In the UK, S&N is working hard to attract more drinkers to its main portfolio, while getting rid of its non-core brands. In 2005, it invested millions in new "super chilled" technology that was designed to keep pints of Foster’s, Kronenbourg and John Smith’s colder for longer but passed the marketing of Miller Genuine Draft and Peroni back to SABMiller (MW September 15, 2005). Earlier this year, it sold its once-famous Courage bitter brands to Wells & Young’s Brewing Company (MW January 18). The Courage brands will be 83% owned by W&YBC and 17% owned by S&N. The company also increased its marketing investment in its cider portfolio by 50%, aiming to further boost its share in the category (MW March 15).
But it is Baltic Beverages Holding (BBH) – Russia’s largest brewery that is a joint venture with Carlsberg – which is viewed as the jewel in S&N’s crown. BBH operates in the emerging markets of Russia, the Baltic States and Kazakhstan and is now moving into Uzbekistan and Belarus. It posted operating profits of £160m last year, a 39% increase on 2005, and last week S&N announced a 14-year licensing agreement with BBH to produce the Russian beer Baltika in the UK.
Attractive though it might be, the source at the rival brewer sees the joint venture as the "impediment" to any potential bid. "The agreement is bound by the complex Texas auction clause, making it very difficult for a third party to buy into that complication," he says.
Under the agreement, Carlsberg would have first refusal on S&N’s stake if it decided to sell. If one party wanted to buy the other out, a sealed bid system would be put into operation and the party which made the highest bid would be entitled to buy out the other’s interest in the joint venture.
It has been suggested this could lead to a merger of S&N and Carlsberg – both of which need to bolster their global positions – but analysts aren’t convinced. Hart points out that Carlsberg is controlled by a charitable trust and for any merger the charter would need to be changed.
"The merger would also lead to competition issues, because it would mean an unacceptably large market in the UK, Portugal and France," adds Holland, who also believes that the Foundation that owns the majority stake in Carlsberg is not keen to sell.
Diageo, already struggling in the Western European markets, is seen as the least likely rival to consider a takeover of S&N. Heineken has been ruled out because any acquisition would be a huge financial stretch, according to one insider.
No global appeal
Another barrier to a possible sale remains S&N’s lack of a global brand portfolio. Although Kronenbourg is a potential global player, rivals do not see it as a premium brand like Stella.

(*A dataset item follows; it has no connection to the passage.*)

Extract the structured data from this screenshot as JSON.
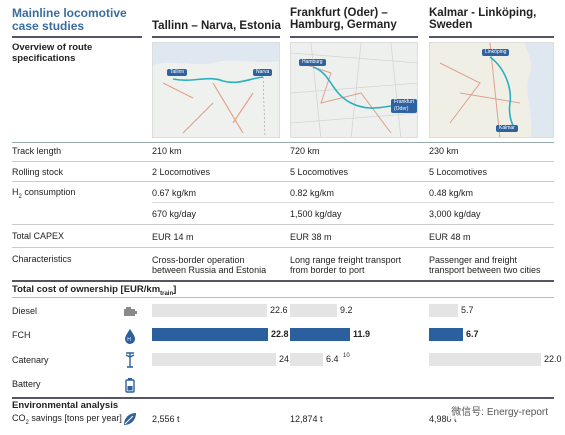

Another rival adds/ "What S&N lacks is a top-tier brand to attract any serious bids." One City analyst unsentimentally calls the brand portfolio a "big pile of crap". Interbrand director of brand strategy Max Raison says that, although Kronenbourg remains a very strong international brand "S&N is missing a UK hero brand".
A former retailer agrees that the company lacks a strong British brand and adds: "Foster’s lager is one of the biggest brands in its portfolio, but it is deeply entrenched in its Australian roots; San Miguel has a Spanish heritage; and Kronenbourg is French." Other brands in its portfolio include Miller beer and Beamish Irish stout.
Holland says with the UK business being cash generative, he sees a break-up bid as a more realistic option, with BBH sold off separately: "I think a private equity company, which is in the business of getting rich and not building global beer business, will be a more likely bidder than a trade buyer."